As special needs parents, we carry a lot
Melissa Schlemmer
Currently I am trying to juggle life with an infant, 7 year old, and a nearly 5 year old with special needs. Life is all kinds of crazy, but we are...
Our bags and purses are full. We have to carry formula, syringes, medication, diapers, emergency protocols, datebooks, diapers and wipes, extra clothes, medical supplies, and more.
I know that at any given time I can fish around my backpack and find an extra g button, water flush, and drool bib. I can also locate some hand sanitizer or skin cream if necessary.
Not only are our bags full but our car is full too. We keep extra supplies along with our child’s wheels in the trunk of the car.
We have toys, books, and other “just in case” items strewn about our cars as well. I’ve learned my lesson and always keep a small amount of cash in the glove compartment in the event I forget my wallet, and have to pay for parking at an appointment for our son with change from the cupholders.
We have to carry a lot. It’s never easy to leave the house.

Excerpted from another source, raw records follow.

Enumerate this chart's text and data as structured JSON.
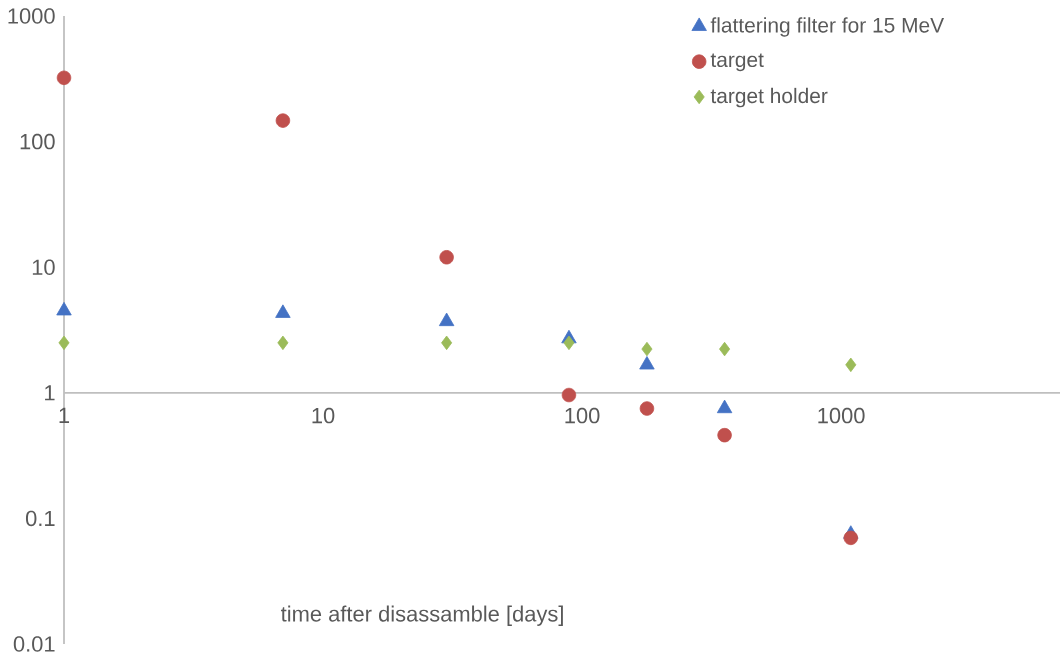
{
  "chart_data": {
    "type": "scatter",
    "xlabel": "time after disassamble [days]",
    "log": "xy",
    "legend": "top right",
    "xlim": [
      1,
      7000
    ],
    "ylim": [
      0.01,
      1000
    ],
    "xticks": [
      1,
      10,
      100,
      1000
    ],
    "yticks": [
      0.01,
      0.1,
      1,
      10,
      100,
      1000
    ],
    "series": [
      {
        "name": "flattering filter for 15 MeV",
        "color": "#4472c4",
        "marker": "triangle",
        "x": [
          1,
          7,
          30,
          89,
          178,
          355,
          1090
        ],
        "values": [
          4.5,
          4.3,
          3.7,
          2.7,
          1.67,
          0.75,
          0.075
        ]
      },
      {
        "name": "target",
        "color": "#c0504d",
        "marker": "circle",
        "x": [
          1,
          7,
          30,
          89,
          178,
          355,
          1090
        ],
        "values": [
          322,
          147,
          12,
          0.96,
          0.75,
          0.46,
          0.07
        ]
      },
      {
        "name": "target holder",
        "color": "#9bbb59",
        "marker": "diamond",
        "x": [
          1,
          7,
          30,
          89,
          178,
          355,
          1090
        ],
        "values": [
          2.5,
          2.5,
          2.5,
          2.5,
          2.23,
          2.23,
          1.67
        ]
      }
    ]
  }
}
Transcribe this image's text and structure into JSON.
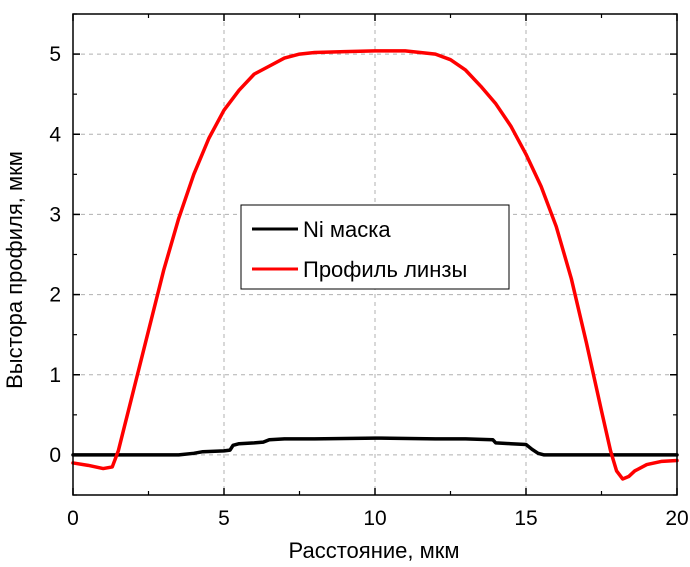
{
  "chart_data": {
    "type": "line",
    "title": "",
    "xlabel": "Расстояние, мкм",
    "ylabel": "Выстора профиля, мкм",
    "xlim": [
      0,
      20
    ],
    "ylim": [
      -0.5,
      5.5
    ],
    "xticks": [
      0,
      5,
      10,
      15,
      20
    ],
    "yticks": [
      0,
      1,
      2,
      3,
      4,
      5
    ],
    "xtick_labels": [
      "0",
      "5",
      "10",
      "15",
      "20"
    ],
    "ytick_labels": [
      "0",
      "1",
      "2",
      "3",
      "4",
      "5"
    ],
    "grid": true,
    "legend_position": "center-left",
    "series": [
      {
        "name": "Ni маска",
        "color": "#000000",
        "x": [
          0,
          3.5,
          4.0,
          4.3,
          5.0,
          5.2,
          5.3,
          5.5,
          6.0,
          6.3,
          6.5,
          7.0,
          8.0,
          10.0,
          12.0,
          13.0,
          13.9,
          14.0,
          14.5,
          15.0,
          15.2,
          15.4,
          15.6,
          20.0
        ],
        "y": [
          0,
          0,
          0.02,
          0.04,
          0.05,
          0.06,
          0.12,
          0.14,
          0.15,
          0.16,
          0.19,
          0.2,
          0.2,
          0.21,
          0.2,
          0.2,
          0.19,
          0.15,
          0.14,
          0.13,
          0.07,
          0.02,
          0,
          0
        ]
      },
      {
        "name": "Профиль линзы",
        "color": "#ff0000",
        "x": [
          0,
          0.5,
          1.0,
          1.3,
          1.5,
          1.7,
          2.0,
          2.5,
          3.0,
          3.5,
          4.0,
          4.5,
          5.0,
          5.5,
          6.0,
          6.5,
          7.0,
          7.5,
          8.0,
          9.0,
          10.0,
          11.0,
          12.0,
          12.5,
          13.0,
          13.5,
          14.0,
          14.5,
          15.0,
          15.5,
          16.0,
          16.5,
          17.0,
          17.5,
          17.8,
          18.0,
          18.2,
          18.4,
          18.6,
          19.0,
          19.5,
          20.0
        ],
        "y": [
          -0.1,
          -0.13,
          -0.17,
          -0.15,
          0.05,
          0.35,
          0.8,
          1.55,
          2.3,
          2.95,
          3.5,
          3.95,
          4.3,
          4.55,
          4.75,
          4.85,
          4.95,
          5.0,
          5.02,
          5.03,
          5.04,
          5.04,
          5.0,
          4.93,
          4.8,
          4.6,
          4.38,
          4.1,
          3.75,
          3.35,
          2.85,
          2.2,
          1.4,
          0.55,
          0.05,
          -0.2,
          -0.3,
          -0.27,
          -0.2,
          -0.12,
          -0.08,
          -0.07
        ]
      }
    ]
  }
}
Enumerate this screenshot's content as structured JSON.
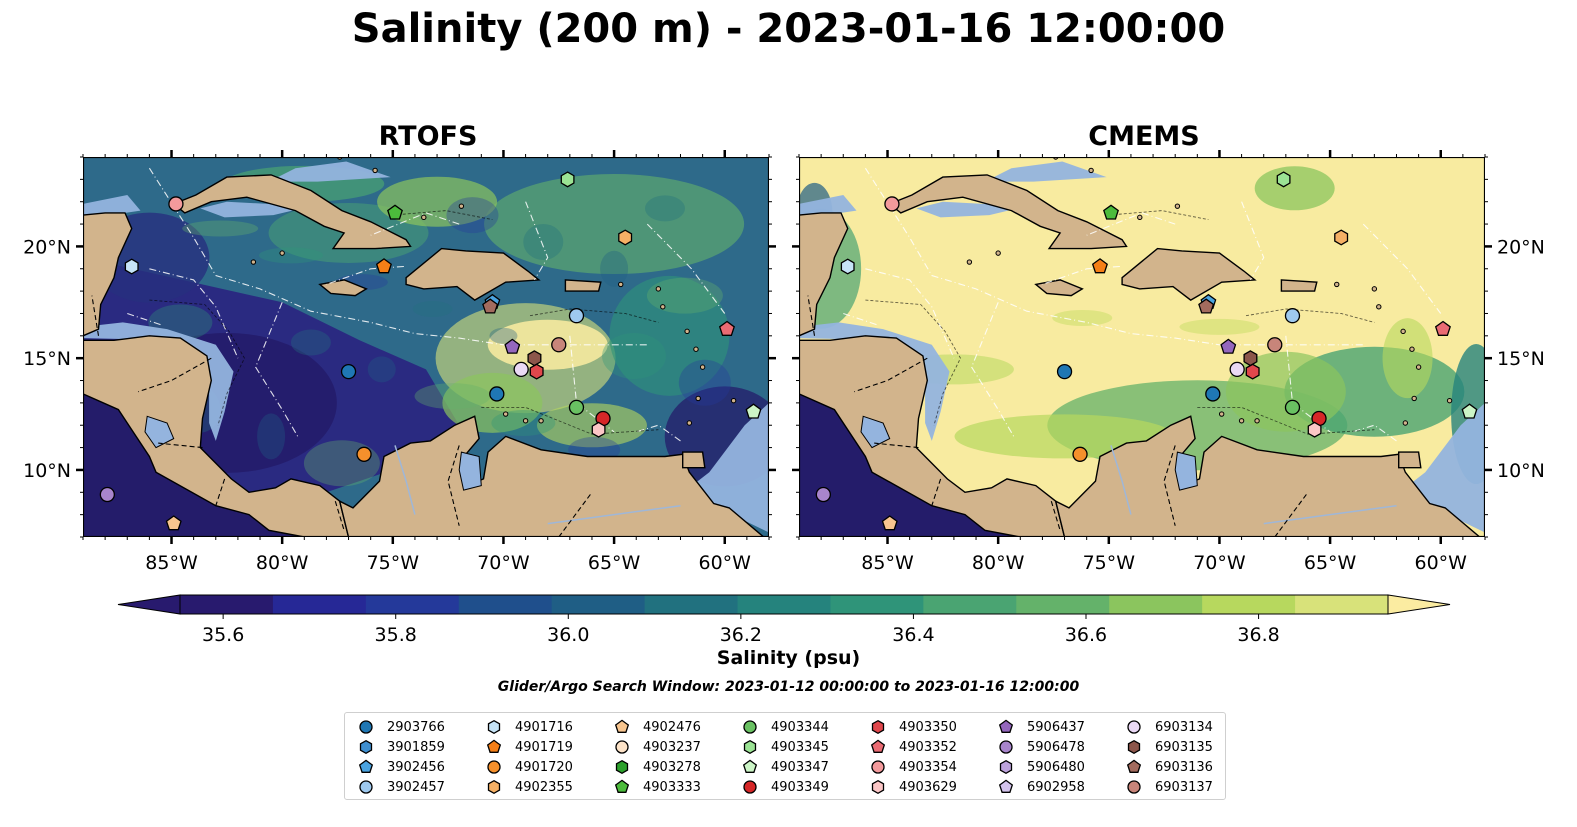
{
  "title": "Salinity (200 m) - 2023-01-16 12:00:00",
  "panels": [
    {
      "title": "RTOFS",
      "id": "rtofs"
    },
    {
      "title": "CMEMS",
      "id": "cmems"
    }
  ],
  "axes": {
    "lon_ticks": [
      "85°W",
      "80°W",
      "75°W",
      "70°W",
      "65°W",
      "60°W"
    ],
    "lat_ticks": [
      "20°N",
      "15°N",
      "10°N"
    ],
    "extent": {
      "lon": [
        -89,
        -58
      ],
      "lat": [
        7,
        24
      ]
    }
  },
  "colorbar": {
    "label": "Salinity (psu)",
    "ticks": [
      "35.6",
      "35.8",
      "36.0",
      "36.2",
      "36.4",
      "36.6",
      "36.8"
    ],
    "range": [
      35.55,
      36.95
    ],
    "colors": [
      "#281a6e",
      "#262896",
      "#24399a",
      "#1f4f8c",
      "#1f5e85",
      "#21717f",
      "#25837d",
      "#2f9479",
      "#4aa472",
      "#64b26a",
      "#8bc55e",
      "#b7d85e",
      "#d8e27a"
    ],
    "over_color": "#fbeca1",
    "under_color": "#281a6e"
  },
  "search_window": "Glider/Argo Search Window: 2023-01-12 00:00:00 to 2023-01-16 12:00:00",
  "colors": {
    "land": "#d2b48c",
    "shallow": "#94b4de",
    "rtofs_sea": "#2e6a8a",
    "cmems_sea": "#f8eba0"
  },
  "legend": [
    {
      "id": "2903766",
      "color": "#1f77b4",
      "marker": "circle",
      "lon": -77,
      "lat": 14.4
    },
    {
      "id": "3901859",
      "color": "#3f8fd0",
      "marker": "hexagon",
      "lon": null,
      "lat": null
    },
    {
      "id": "3902456",
      "color": "#4aa3e0",
      "marker": "pentagon",
      "lon": -70.5,
      "lat": 17.5
    },
    {
      "id": "3902457",
      "color": "#9ec9ef",
      "marker": "circle",
      "lon": -66.7,
      "lat": 16.9
    },
    {
      "id": "4901716",
      "color": "#c6e4f7",
      "marker": "hexagon",
      "lon": -86.8,
      "lat": 19.1
    },
    {
      "id": "4901719",
      "color": "#f57f17",
      "marker": "pentagon",
      "lon": -75.4,
      "lat": 19.1
    },
    {
      "id": "4901720",
      "color": "#f5902c",
      "marker": "circle",
      "lon": -76.3,
      "lat": 10.7
    },
    {
      "id": "4902355",
      "color": "#f5b065",
      "marker": "hexagon",
      "lon": -64.5,
      "lat": 20.4
    },
    {
      "id": "4902476",
      "color": "#f8c58f",
      "marker": "pentagon",
      "lon": -84.9,
      "lat": 7.6
    },
    {
      "id": "4903237",
      "color": "#fde3c8",
      "marker": "circle",
      "lon": null,
      "lat": null
    },
    {
      "id": "4903278",
      "color": "#2ca02c",
      "marker": "hexagon",
      "lon": null,
      "lat": null
    },
    {
      "id": "4903333",
      "color": "#4cbb3c",
      "marker": "pentagon",
      "lon": -74.9,
      "lat": 21.5
    },
    {
      "id": "4903344",
      "color": "#69c162",
      "marker": "circle",
      "lon": -66.7,
      "lat": 12.8
    },
    {
      "id": "4903345",
      "color": "#9be394",
      "marker": "hexagon",
      "lon": -67.1,
      "lat": 23.0
    },
    {
      "id": "4903347",
      "color": "#ccf5c6",
      "marker": "pentagon",
      "lon": -58.7,
      "lat": 12.6
    },
    {
      "id": "4903349",
      "color": "#d62728",
      "marker": "circle",
      "lon": -65.5,
      "lat": 12.3
    },
    {
      "id": "4903350",
      "color": "#e0474c",
      "marker": "hexagon",
      "lon": -68.5,
      "lat": 14.4
    },
    {
      "id": "4903352",
      "color": "#ea6b73",
      "marker": "pentagon",
      "lon": -59.9,
      "lat": 16.3
    },
    {
      "id": "4903354",
      "color": "#f39a9c",
      "marker": "circle",
      "lon": -84.8,
      "lat": 21.9
    },
    {
      "id": "4903629",
      "color": "#fbc6c6",
      "marker": "hexagon",
      "lon": -65.7,
      "lat": 11.8
    },
    {
      "id": "5906437",
      "color": "#9467bd",
      "marker": "pentagon",
      "lon": -69.6,
      "lat": 15.5
    },
    {
      "id": "5906478",
      "color": "#a885cc",
      "marker": "circle",
      "lon": null,
      "lat": null
    },
    {
      "id": "5906480",
      "color": "#bda3dc",
      "marker": "hexagon",
      "lon": null,
      "lat": null
    },
    {
      "id": "6902958",
      "color": "#d3c3ec",
      "marker": "pentagon",
      "lon": null,
      "lat": null
    },
    {
      "id": "6903134",
      "color": "#ead9f5",
      "marker": "circle",
      "lon": -69.2,
      "lat": 14.5
    },
    {
      "id": "6903135",
      "color": "#8c564b",
      "marker": "hexagon",
      "lon": -68.6,
      "lat": 15.0
    },
    {
      "id": "6903136",
      "color": "#a36b5e",
      "marker": "pentagon",
      "lon": -70.6,
      "lat": 17.3
    },
    {
      "id": "6903137",
      "color": "#c8857a",
      "marker": "circle",
      "lon": -67.5,
      "lat": 15.6
    }
  ],
  "extra_markers": [
    {
      "color": "#1f77b4",
      "marker": "circle",
      "lon": -70.3,
      "lat": 13.4
    },
    {
      "color": "#a885cc",
      "marker": "circle",
      "lon": -87.9,
      "lat": 8.9
    }
  ]
}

But what’s even harder is going to bed and unloading our shoulders.
First we have to take off the worry. Did I make the right decision? Did I do enough today? Did I do too much? Did I spend enough time working on his strength or his fine motor or his communication? Did I spend enough time just being “mom” instead of nurse or therapist? Am I honoring his wants and needs?
The worries take awhile to take off.
Then there’s the fear. What if?
What if he’s coming down with a cold? Should I have taken him to the busy fair or park or museum where the germs are everywhere? Will I regret the choices I made today? What if he never says a single word or walks? Or much worse, what if we lose him?
The fears are really hard to unload.
Let’s not forget grief and sadness.
Grief of seeing other children doing the things you wish your child was able to do. Grief of knowing your life is not what you imagined. The sadness of watching your child struggle daily to do a simple task or activity. Sadness knowing there are countless things your child will not do in life.
Somedays sadness doesn’t like to come off either.
There’s more, depending on the day. Jealousy, anger, frustration, and loneliness.
Unloading the things we carry can be difficult. And sometimes we carry it around so long that it just becomes part of who we are.
There are extras we carry too. These are the most important, the ones I try to load up on when I wake.
Every morning I walk to our son’s room to pick up his 35 pound body and carry him downstairs, and with each step I can feel it.
As I make my way down the hall and down the stairs I start carrying more than just him.
I carry gratitude.
I hold on tightly to joy.
I love deeper than I ever thought possible.
I am forever proud of who he is and who he shaped me to be.
I hope.
We carry a lot. Yes, there’s a lot we’d like to unload as parents of children with special needs, plenty beautiful but there’s extras we gladly carry.